A hardwired tactical network represents another example of a legacy technique that could be effectively employed in a contested electromagnetic environment. Wired networks are immune to jamming by adversaries and require physical access to intercept communications. Spiral-bound cables can be deployed rapidly and have proven effective in previous conflicts for communication over extensive distances. Modern vehicles, such as cable trucks, could expedite the creation of expansive wired networks.
This method is particularly advantageous for static defensive positions that can be established before or at the start of hostilities. While physical wire lines can be severed, creating parallel paths can enhance redundancy. In the worst-case scenario, as seen in Ukraine, runners and drivers can be utilized for the final tactical communication mile.
One potential drawback of this approach is that wired networks may expose command and control (C2) hubs to enemy reconnaissance operations. To mitigate this risk, decoy lines and hubs can be constructed to disguise the locations of actual targets. While adversaries might search for physical wires, modern signals intelligence and direction-finding methods can quickly detect and pinpoint electromagnetic emissions from C2 hubs that depend on the EMS.
Other nations might consider concealing tactical communications underground to boost resilience. While such construction could be time-consuming and costly, many locations possess pre-existing subterranean infrastructure that could be utilized.
For instance, Taipei City, the capital of Taiwan, features over 100 kilometers of earthquake-resistant metro tunnels. This partially underground system contains over 100 stations organized in a hub-and-spoke model with redundant central lines. Such metro systems could be leveraged to establish a robust and resilient C2 framework, highly protected against jamming, signal interception, and physical attacks.

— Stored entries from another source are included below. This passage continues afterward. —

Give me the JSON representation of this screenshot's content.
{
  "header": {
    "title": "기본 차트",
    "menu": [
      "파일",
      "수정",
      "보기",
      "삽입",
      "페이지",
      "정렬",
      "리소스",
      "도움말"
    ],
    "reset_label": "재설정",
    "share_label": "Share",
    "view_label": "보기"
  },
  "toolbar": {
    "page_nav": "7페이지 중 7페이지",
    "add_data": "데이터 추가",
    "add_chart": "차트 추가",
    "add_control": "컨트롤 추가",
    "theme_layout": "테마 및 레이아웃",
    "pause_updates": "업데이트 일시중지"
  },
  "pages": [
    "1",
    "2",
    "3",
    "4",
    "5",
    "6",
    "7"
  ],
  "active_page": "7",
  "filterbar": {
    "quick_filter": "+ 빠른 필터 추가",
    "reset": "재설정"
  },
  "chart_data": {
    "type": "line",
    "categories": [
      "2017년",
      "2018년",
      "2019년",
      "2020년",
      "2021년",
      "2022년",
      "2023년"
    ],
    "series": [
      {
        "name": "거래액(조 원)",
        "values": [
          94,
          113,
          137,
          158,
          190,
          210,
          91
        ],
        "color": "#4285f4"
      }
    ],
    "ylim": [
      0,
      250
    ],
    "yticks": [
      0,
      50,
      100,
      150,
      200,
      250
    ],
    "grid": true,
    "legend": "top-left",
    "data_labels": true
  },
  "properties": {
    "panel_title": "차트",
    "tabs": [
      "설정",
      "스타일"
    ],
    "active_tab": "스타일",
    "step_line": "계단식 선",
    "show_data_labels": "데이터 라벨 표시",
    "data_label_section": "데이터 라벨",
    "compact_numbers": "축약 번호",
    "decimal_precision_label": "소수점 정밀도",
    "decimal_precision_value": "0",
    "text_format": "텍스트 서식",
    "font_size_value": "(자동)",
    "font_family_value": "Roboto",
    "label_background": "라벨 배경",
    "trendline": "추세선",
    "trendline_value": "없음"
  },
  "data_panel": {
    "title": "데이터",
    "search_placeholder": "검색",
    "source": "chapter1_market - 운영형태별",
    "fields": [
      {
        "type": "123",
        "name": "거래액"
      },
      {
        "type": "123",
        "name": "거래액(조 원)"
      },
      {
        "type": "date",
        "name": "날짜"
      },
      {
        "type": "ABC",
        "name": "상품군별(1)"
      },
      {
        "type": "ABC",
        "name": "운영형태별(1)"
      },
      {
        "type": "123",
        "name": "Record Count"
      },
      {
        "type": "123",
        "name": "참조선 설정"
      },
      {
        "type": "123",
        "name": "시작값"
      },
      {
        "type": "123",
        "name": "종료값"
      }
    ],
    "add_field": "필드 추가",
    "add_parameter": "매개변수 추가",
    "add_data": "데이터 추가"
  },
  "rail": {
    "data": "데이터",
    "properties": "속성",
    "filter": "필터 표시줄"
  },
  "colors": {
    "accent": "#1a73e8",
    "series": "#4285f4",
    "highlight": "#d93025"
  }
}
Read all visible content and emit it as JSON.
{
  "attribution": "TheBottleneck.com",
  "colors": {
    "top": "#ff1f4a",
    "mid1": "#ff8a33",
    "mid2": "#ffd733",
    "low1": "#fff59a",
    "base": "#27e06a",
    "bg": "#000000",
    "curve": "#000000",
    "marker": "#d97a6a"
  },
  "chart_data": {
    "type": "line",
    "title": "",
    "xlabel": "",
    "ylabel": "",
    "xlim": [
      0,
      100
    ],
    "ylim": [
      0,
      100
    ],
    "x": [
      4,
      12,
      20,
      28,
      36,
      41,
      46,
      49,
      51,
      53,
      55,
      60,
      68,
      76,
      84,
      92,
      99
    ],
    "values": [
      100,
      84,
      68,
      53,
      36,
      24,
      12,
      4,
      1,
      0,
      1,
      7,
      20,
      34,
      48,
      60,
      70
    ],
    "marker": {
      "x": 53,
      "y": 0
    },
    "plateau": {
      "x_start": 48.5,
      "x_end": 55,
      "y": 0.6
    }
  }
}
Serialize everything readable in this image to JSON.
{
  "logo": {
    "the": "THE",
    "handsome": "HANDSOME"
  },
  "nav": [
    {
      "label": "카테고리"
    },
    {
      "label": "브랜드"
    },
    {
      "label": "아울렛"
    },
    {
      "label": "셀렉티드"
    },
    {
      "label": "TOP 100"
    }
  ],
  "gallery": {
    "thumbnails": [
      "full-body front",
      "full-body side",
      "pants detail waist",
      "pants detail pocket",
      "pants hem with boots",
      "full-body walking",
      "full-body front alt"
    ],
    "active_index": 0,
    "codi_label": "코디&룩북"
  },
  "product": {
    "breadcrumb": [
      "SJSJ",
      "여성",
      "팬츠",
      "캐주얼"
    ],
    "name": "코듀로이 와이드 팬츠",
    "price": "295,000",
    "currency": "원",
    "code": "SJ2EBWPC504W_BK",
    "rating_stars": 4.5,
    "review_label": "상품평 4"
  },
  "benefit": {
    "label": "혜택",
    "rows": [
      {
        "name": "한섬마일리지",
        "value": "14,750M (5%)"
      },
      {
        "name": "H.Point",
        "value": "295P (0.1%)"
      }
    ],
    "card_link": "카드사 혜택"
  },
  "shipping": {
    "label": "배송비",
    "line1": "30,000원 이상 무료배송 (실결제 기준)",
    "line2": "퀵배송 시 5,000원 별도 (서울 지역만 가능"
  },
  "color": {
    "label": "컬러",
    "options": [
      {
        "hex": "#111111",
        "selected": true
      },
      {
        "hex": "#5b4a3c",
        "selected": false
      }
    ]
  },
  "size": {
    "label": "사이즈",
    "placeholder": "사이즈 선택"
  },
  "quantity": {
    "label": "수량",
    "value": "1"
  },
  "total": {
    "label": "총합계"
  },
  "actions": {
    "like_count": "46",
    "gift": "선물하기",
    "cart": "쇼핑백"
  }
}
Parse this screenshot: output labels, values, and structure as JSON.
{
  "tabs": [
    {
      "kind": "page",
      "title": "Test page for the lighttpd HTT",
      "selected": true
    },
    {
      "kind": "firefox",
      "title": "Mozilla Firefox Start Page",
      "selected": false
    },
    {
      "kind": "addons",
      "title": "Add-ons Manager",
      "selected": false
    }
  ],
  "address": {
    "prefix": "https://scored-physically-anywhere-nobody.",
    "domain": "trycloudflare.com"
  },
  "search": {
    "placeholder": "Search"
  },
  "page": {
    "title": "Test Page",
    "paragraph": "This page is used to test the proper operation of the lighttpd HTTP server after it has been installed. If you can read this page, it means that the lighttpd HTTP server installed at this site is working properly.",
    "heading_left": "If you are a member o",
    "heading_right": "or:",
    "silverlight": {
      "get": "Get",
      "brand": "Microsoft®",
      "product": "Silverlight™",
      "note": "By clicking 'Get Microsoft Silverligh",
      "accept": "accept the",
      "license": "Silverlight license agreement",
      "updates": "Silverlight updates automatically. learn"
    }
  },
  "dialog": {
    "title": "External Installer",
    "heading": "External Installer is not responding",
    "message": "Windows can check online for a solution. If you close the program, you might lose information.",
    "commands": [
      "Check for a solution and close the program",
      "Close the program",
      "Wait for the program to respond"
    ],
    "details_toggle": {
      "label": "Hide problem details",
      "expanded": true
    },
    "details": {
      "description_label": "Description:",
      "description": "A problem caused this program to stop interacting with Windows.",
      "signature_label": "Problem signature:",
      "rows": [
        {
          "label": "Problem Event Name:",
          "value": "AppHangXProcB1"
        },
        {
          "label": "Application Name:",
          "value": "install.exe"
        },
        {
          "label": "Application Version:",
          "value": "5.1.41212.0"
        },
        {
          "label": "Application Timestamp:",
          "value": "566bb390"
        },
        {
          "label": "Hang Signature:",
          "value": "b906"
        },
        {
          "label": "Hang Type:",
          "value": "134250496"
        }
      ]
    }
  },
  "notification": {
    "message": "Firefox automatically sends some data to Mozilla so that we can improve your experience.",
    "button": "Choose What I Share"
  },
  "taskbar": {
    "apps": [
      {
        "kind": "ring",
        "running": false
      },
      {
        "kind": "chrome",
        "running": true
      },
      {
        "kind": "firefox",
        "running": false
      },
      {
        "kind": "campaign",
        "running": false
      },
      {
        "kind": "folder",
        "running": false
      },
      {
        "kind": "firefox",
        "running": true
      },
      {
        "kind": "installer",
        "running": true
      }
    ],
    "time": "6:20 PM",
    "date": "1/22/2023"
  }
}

By balancing legacy techniques, modern technology, and existing infrastructure, nations can adopt a more cost-effective approach to resilient communication for military operations within a heavily contested EMS. In terms of battlefield communication resilience, Ukraine exemplifies that sometimes traditional systems and methods offer militaries simpler and less expensive alternatives to maintain critical communication channels.
Nicholas Johnson is a senior technical analyst at the RAND Corporation, a nonprofit and nonpartisan research institution. With a background in the United States Navy and experience as a combat systems test engineer, his current research focuses on missile defense, electromagnetic warfare, naval warfare, and wargaming.